Read more: The Engineer Who Made Electric Vehicles Palatable for the Pickup-Truck Set
Some say that may still be the case. California’s requirements—likely to sail through a required federal approval—generally fall in line with electrification timetables from companies like GM, which has previously pledged to sell only electric vehicles by 2035. Some environmental advocates say that the deadline isn’t soon enough. “We need to shift to EVs much sooner or watch our climate stability slip away,” says Scott Hochberg, an attorney at the nonprofit Center for Biological Diversity.

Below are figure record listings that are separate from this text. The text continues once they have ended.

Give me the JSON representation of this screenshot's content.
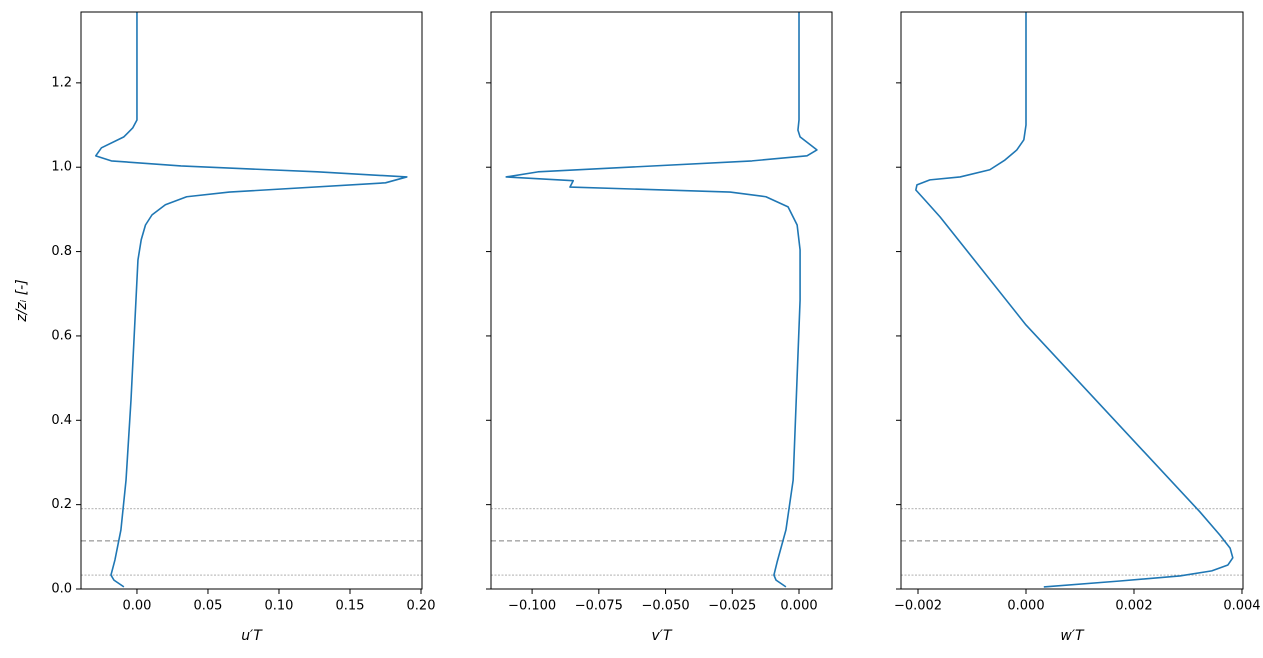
{
  "chart_data": [
    {
      "type": "line",
      "xlabel": "u′T",
      "ylabel": "z/zᵢ [-]",
      "xlim": [
        -0.0394,
        0.2007
      ],
      "xticks": [
        {
          "value": 0,
          "label": "0.00"
        },
        {
          "value": 0.05,
          "label": "0.05"
        },
        {
          "value": 0.1,
          "label": "0.10"
        },
        {
          "value": 0.15,
          "label": "0.15"
        },
        {
          "value": 0.2,
          "label": "0.20"
        }
      ],
      "ylim": [
        0,
        1.368
      ],
      "yticks": [
        {
          "value": 0,
          "label": "0.0"
        },
        {
          "value": 0.2,
          "label": "0.2"
        },
        {
          "value": 0.4,
          "label": "0.4"
        },
        {
          "value": 0.6,
          "label": "0.6"
        },
        {
          "value": 0.8,
          "label": "0.8"
        },
        {
          "value": 1.0,
          "label": "1.0"
        },
        {
          "value": 1.2,
          "label": "1.2"
        }
      ],
      "hlines": [
        {
          "value": 0.033,
          "style": "dotted"
        },
        {
          "value": 0.114,
          "style": "dashed"
        },
        {
          "value": 0.19,
          "style": "dotted"
        }
      ],
      "series": [
        {
          "color": "#1f77b4",
          "values": [
            -0.0092,
            -0.0162,
            -0.0183,
            -0.0155,
            -0.0113,
            -0.0077,
            -0.0042,
            -0.0007,
            0.0007,
            0.003,
            0.006,
            0.0106,
            0.02,
            0.035,
            0.065,
            0.175,
            0.19,
            0.127,
            0.031,
            -0.018,
            -0.029,
            -0.025,
            -0.0092,
            -0.003,
            0.0,
            0.0,
            0.0
          ],
          "heights": [
            0.005,
            0.021,
            0.033,
            0.069,
            0.14,
            0.258,
            0.448,
            0.685,
            0.78,
            0.828,
            0.863,
            0.887,
            0.911,
            0.93,
            0.941,
            0.963,
            0.977,
            0.989,
            1.003,
            1.015,
            1.027,
            1.046,
            1.072,
            1.093,
            1.112,
            1.254,
            1.368
          ]
        }
      ]
    },
    {
      "type": "line",
      "xlabel": "v′T",
      "sharey": true,
      "xlim": [
        -0.1154,
        0.01236
      ],
      "xticks": [
        {
          "value": -0.1,
          "label": "−0.100"
        },
        {
          "value": -0.075,
          "label": "−0.075"
        },
        {
          "value": -0.05,
          "label": "−0.050"
        },
        {
          "value": -0.025,
          "label": "−0.025"
        },
        {
          "value": 0,
          "label": "0.000"
        }
      ],
      "series": [
        {
          "color": "#1f77b4",
          "values": [
            -0.0049,
            -0.0086,
            -0.0094,
            -0.0082,
            -0.0049,
            -0.0022,
            0.0004,
            0.0004,
            -0.0007,
            -0.0041,
            -0.0124,
            -0.0258,
            -0.0858,
            -0.0846,
            -0.1097,
            -0.0978,
            -0.0176,
            0.003,
            0.0067,
            0.0004,
            -0.0004,
            0.0,
            0.0
          ],
          "heights": [
            0.005,
            0.021,
            0.033,
            0.064,
            0.14,
            0.258,
            0.685,
            0.804,
            0.863,
            0.906,
            0.93,
            0.941,
            0.953,
            0.968,
            0.977,
            0.989,
            1.015,
            1.027,
            1.041,
            1.072,
            1.088,
            1.112,
            1.368
          ]
        }
      ]
    },
    {
      "type": "line",
      "xlabel": "w′T",
      "sharey": true,
      "xlim": [
        -0.002315,
        0.004019
      ],
      "xticks": [
        {
          "value": -0.002,
          "label": "−0.002"
        },
        {
          "value": 0,
          "label": "0.000"
        },
        {
          "value": 0.002,
          "label": "0.002"
        },
        {
          "value": 0.004,
          "label": "0.004"
        }
      ],
      "series": [
        {
          "color": "#1f77b4",
          "values": [
            0.00033,
            0.00174,
            0.00285,
            0.00344,
            0.00374,
            0.00383,
            0.00378,
            0.00359,
            0.00322,
            0.0,
            -0.00159,
            -0.00187,
            -0.00204,
            -0.00202,
            -0.00178,
            -0.00122,
            -0.00067,
            -0.00039,
            -0.00017,
            -4e-05,
            0.0,
            0.0
          ],
          "heights": [
            0.005,
            0.019,
            0.031,
            0.043,
            0.057,
            0.074,
            0.097,
            0.128,
            0.183,
            0.626,
            0.882,
            0.922,
            0.946,
            0.958,
            0.97,
            0.977,
            0.994,
            1.017,
            1.041,
            1.065,
            1.1,
            1.368
          ]
        }
      ]
    }
  ]
}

But despite that perceived lack of ambition, California’s new mandate at least puts elected officials in a position of dictating the speed of that electric transition to the industry, rather than the other way around. The state’s gasoline vehicle ban adds a stick to the new economic carrots for EVs passed in the Biden Administration’s recent climate bill—in this case, an up to $20,000 fine for every car sold in violation of the state’s electrification targets. That means not only rewards for companies that took the climate crisis seriously enough to invest early in electric vehicles, but also real repercussions for players like Stellantis that ignored the urgent need for emissions action to squeeze a few more dollars out of their gasoline cars and trucks. And at this stage of the game, with humanity’s chances of keeping the planet’s temperature rise below 1.5°C slipping away, those consequences are long overdue.